Eye For Film >> Movies >> No Other Land (2024) Film Review
No Other Land
Reviewed by: Jennie Kermode
With international concern naturally focused on Gaza over the past year, still less attention than usual has been paid to the conditions of life in the other remaining Palestinian territory, the West Bank. Documentary No Other Land, a collaborative work from directors Yuval Abraham, Basel Adra, Hamdan Ballal and Rachel Szor, looks at a critical period in the lives of people from Masafer Yatta, and through this explores a myriad issues affecting those trying to cope under Israeli occupation.
Adra was himself born of Masafer Yatta, which, for the uninitiated, was a community of 20 villages in the West Bank, inhabited primarily by farmers. His first memory, he states at the outset, is of being woken up in the middle of the night by a bright light as soldiers came to arrest his activist parents. Two other things happened around that time. The people in the community, like many others around the world, began filming parts of their daily lives; and Israel proclaimed its intention to empty the area so that it could be used as a military training zone. A 22 year court battle ensued, following which, in 2019, the Israeli supreme court ruled that the land could legally be seized from its Palestinian owners. That’s where, supported by earlier clips of home movie footage, this documentary picks up the story.

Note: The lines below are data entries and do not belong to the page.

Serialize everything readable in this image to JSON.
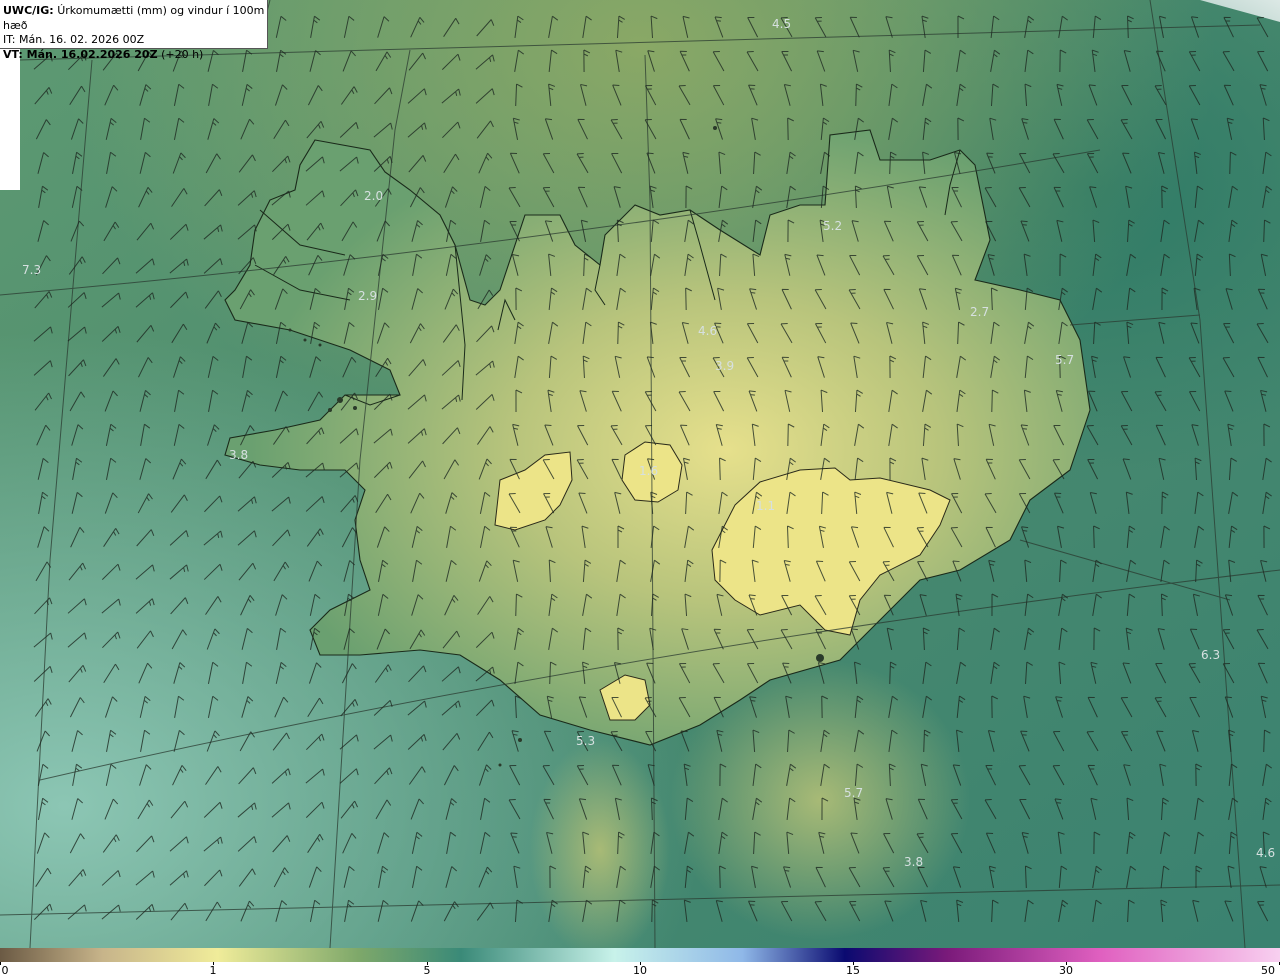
{
  "header": {
    "model": "UWC/IG:",
    "title": "Úrkomumætti (mm) og vindur í 100m hæð",
    "it": "IT: Mán. 16. 02. 2026 00Z",
    "vt_label": "VT: Mán. 16.02.2026 20Z",
    "vt_offset": "(+20 h)"
  },
  "map_values": [
    "4.5",
    "2.0",
    "7.3",
    "2.9",
    "3.8",
    "5.2",
    "4.6",
    "3.9",
    "2.7",
    "5.7",
    "1.6",
    "1.1",
    "6.3",
    "5.3",
    "5.7",
    "3.8",
    "4.6"
  ],
  "colorbar": {
    "labels": [
      "0",
      "1",
      "5",
      "10",
      "15",
      "30",
      "50"
    ],
    "colors": [
      "#6b5a44",
      "#c7b48a",
      "#f0ec9a",
      "#7ea86a",
      "#3a8a78",
      "#c8f2ea",
      "#8fb8e8",
      "#0a0a70",
      "#7a1a7a",
      "#e060c0",
      "#f8d0f0"
    ]
  }
}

It’s harrowing from the outset. We see a group of people forced from their homes at gunpoint whilst bulldozers wait to move in a destroy them. They are permitted only a short time to rescue their belongsings, and that fact that they focus on things like white goods, pots and pans, blankets and mattresses rather than more personal items illustrates how keenly aware they are that no form of assistance is going to come to them. To keep them safe from the elements, these surviving items are quickly dragged into a cave. In one scene, the villagers appear to move back over a thousand years in time – and the danger, of course, is that as they do so, people elsewhere in the world will cease to relate to them, easily buying into propaganda that depicts them as primitives with no sense of civilised values.
“Why treat us like this?” one woman asks as her home is about to be destroyed, and the answer is too simple and too enormous for anyone to speak. Later a young soldier doing similar work will insist that it’s the courts that make the decisions and that he is just following orders.
We will see many more such events over the course of the film. Though they never strike directly against people, the yellow bulldozers acquire a sinister presence of their own. The people grow more sanguine. A mother jokes that she can never get her son out of bed but he will wake up quickly for the army. Again and again, the villagers find a new spot and rebuild, showing remarkable resilience and skill, only to have their tools stolen and their homes torn down again. Their electricity pylon is destroyed and then their generator taken. Forced back into the Stone Age, they are denied their place not only in space but in time.
Along the way, there are personal tragedies. Lives are lost and horrific injuries inflicted. Children poke through the ruins looking for lost animals, and run alongside the action with a ‘Palestinian Lives Matter’ banner, trying to make sure it gets on camera. The adults try to shelter them as best they can, to continue to do fun things with them. They keep themselves going through mutual community support; there are smiles as they huddle round a fire burning in a wheelbarrow. Initially, this support extends to anyone who will stand with them. Over time, some of them find that harder to maintain. They feel abandoned, and Abraham, an Israeli journalist who is Adra’s friend and has tried to support them, finds himself on the receiving end of a verbal outburst. It’s not the only time that his efforts to do the right thing see him caught in the middle. Elsewhere, we see him filmed on a phone by another Israeli man, who makes clear his intention to dox him.
Why do people endure all this? It’s not just the difficulty of finding somewhere else to live. To hold on to the land, they explain, is to hold on to life. It represents the centuries of tradition that shape their identity. Otherwise, crammed into tiny apartments in the cities, subjected to constant scrutiny and restrictions, they will be little more than prisoners, without hope.
Hinging on the friendship between Adra and Abraham, and using that as a constant reminder that the villagers are ordinary people who, in different circumstances, would be living ordinary lives, No Other Land brings humanity and particularity to a topic that is too often discussed in the abstract. There is little recourse to statistics here: instead we hear directly from a mother about how it felt to cradle her son’s head as he bled and bled and bled; we see, directly, the reactions of families to the destruction of an elementary school. The result is raw and powerful. All the more so, perhaps, because for Palestinians, this is the safer territory in which to live.